Segments can be produced with steel fibers only, or with a combination „fibers and conventional steel bar reinforcement“. Steel fibers for segmental rings are 40 to 60 mm long with a diameter of approx. 1 mm and are bended up at the ends for anchoring. A minimal fiber content of 25 kg/m³ is necessary to reach an effect, 30 to 50 kg/m³ are used for most of all projects. For verification, generally tests are done, however all other structural analysis verifications must be done, too.

Segments with steel fiber reinforcement only are suitable for rings with lows bending moments and normal forces. High ram forces and partial loaded joints often demand additional bar reinforcement, which make the production more costly. To use steel fibres in addition or as only reinforcement, may be an option to reduce spalling and broken edges of the segments.
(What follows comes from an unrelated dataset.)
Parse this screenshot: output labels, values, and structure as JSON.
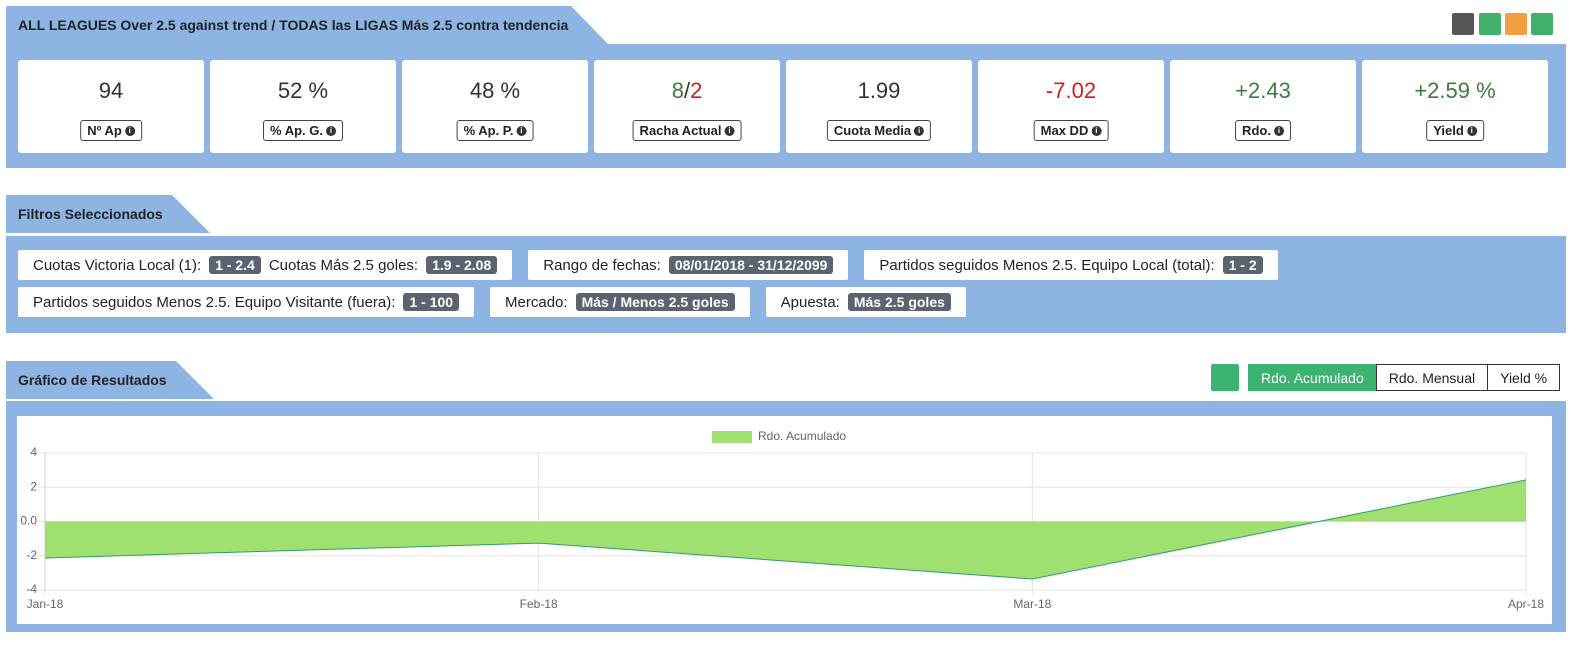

Structural analysis for steel fibre reinforcement is not state of the art and needs a close cooperation with other consultants and independent checkers.

The use of steel fibre concrete for the Orlovski rings was examined but for the highly loaded big rings with high bending moments and normal forces, a high amount of bar reinforcement is necessary.

8 Resume

Segmental ring design for huge tunnels needs a tight cooperation between all involved experts. Soil parameters and loads must be determined in cooperation with the ground expert, the ring concept together with the TBM manufacturer and the logistic experts. And during the design phase, the concept must be adopted to new findings. As Sir Alan Muir Wood said in his book “Civil Engineering in Context”:

“The most essential element of design to be taught, therefore, is that it constitutes a system, conceptually represented as a series of iterative loops, the loops normally entailing communication between people or between people and computers.”

The Orlovski-Tunnel in St. Petersburg shows, that tunnel diameters, which were considered as „not possible for a TBM advance“ only a few years ago, now can be done. Therefore, aside of technical challenges for the machine construction, new dimensions of loads reacting on the segmental ring must be controlled and the feasability must be verified.